Federal officials’ concerns about the medical side of KanCare were largely confined to the number of providers the three MCOs truly have in their networks.
CMS officials said the state had done little to no vetting of the MCO provider lists and the information on network adequacy couldn’t be verified.
Melinda Miner, a dentist in Hays, said Thursday that didn’t surprise her.
Miner and other dentists aired concerns about dental providers dropping out of KanCare following a 4 percent cut in reimbursements last year. She said KDHE officials assured her the dental networks remained robust, even in her rural corner of Kansas.
That didn’t match what Miner was seeing on the ground. So she got the MCO lists of dental providers. For the next two weeks, she called each of them on her lunch breaks and between patient appointments.
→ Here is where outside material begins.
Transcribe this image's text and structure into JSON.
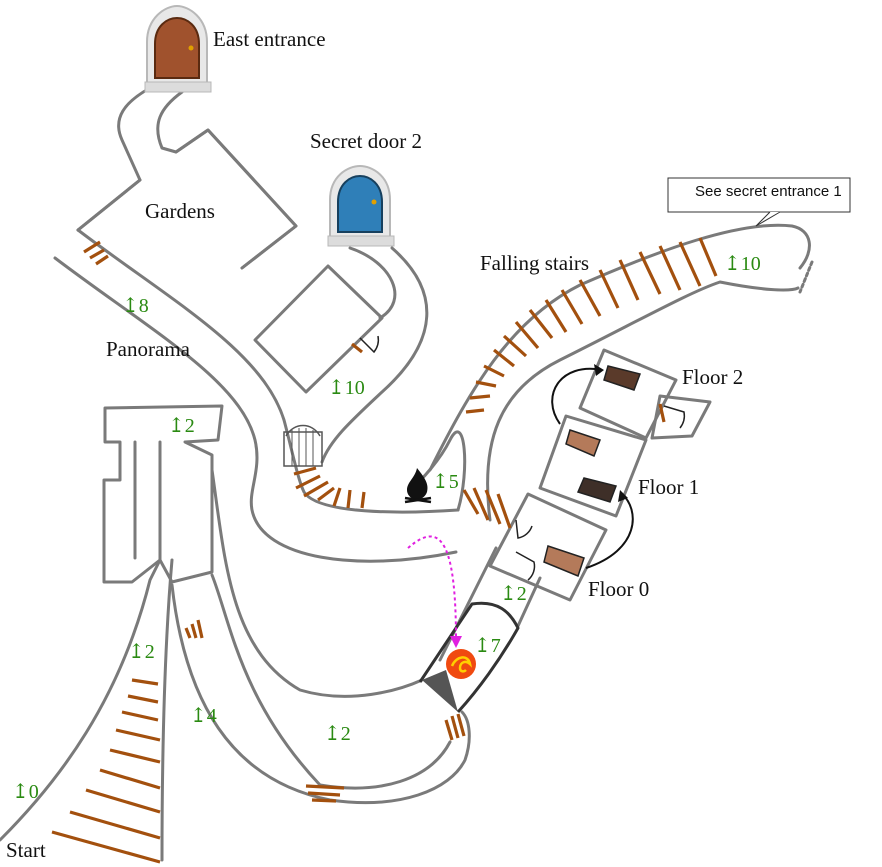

Some were dead, some had retired and some told her they had never signed up to be KanCare providers.
“The more phone calls I made, the more interested I got in it,” Miner said. “Each county brought so many surprises it just led me to say, OK, just one more county.”
Miner eventually compiled a map that showed dental shortages throughout the western half of the state – including more than 20 counties that don’t have a single dentist who takes KanCare.
“It wasn’t my job,” Miner said. “Somebody on the state level really needed to discover what their actual network was.”
Miner said the federal findings about the lack of network oversight brought her a sense of frustration, not validation.
“I really, really hope this wakes people up to something the providers already know,” Miner said. “Which is that the system is broken.”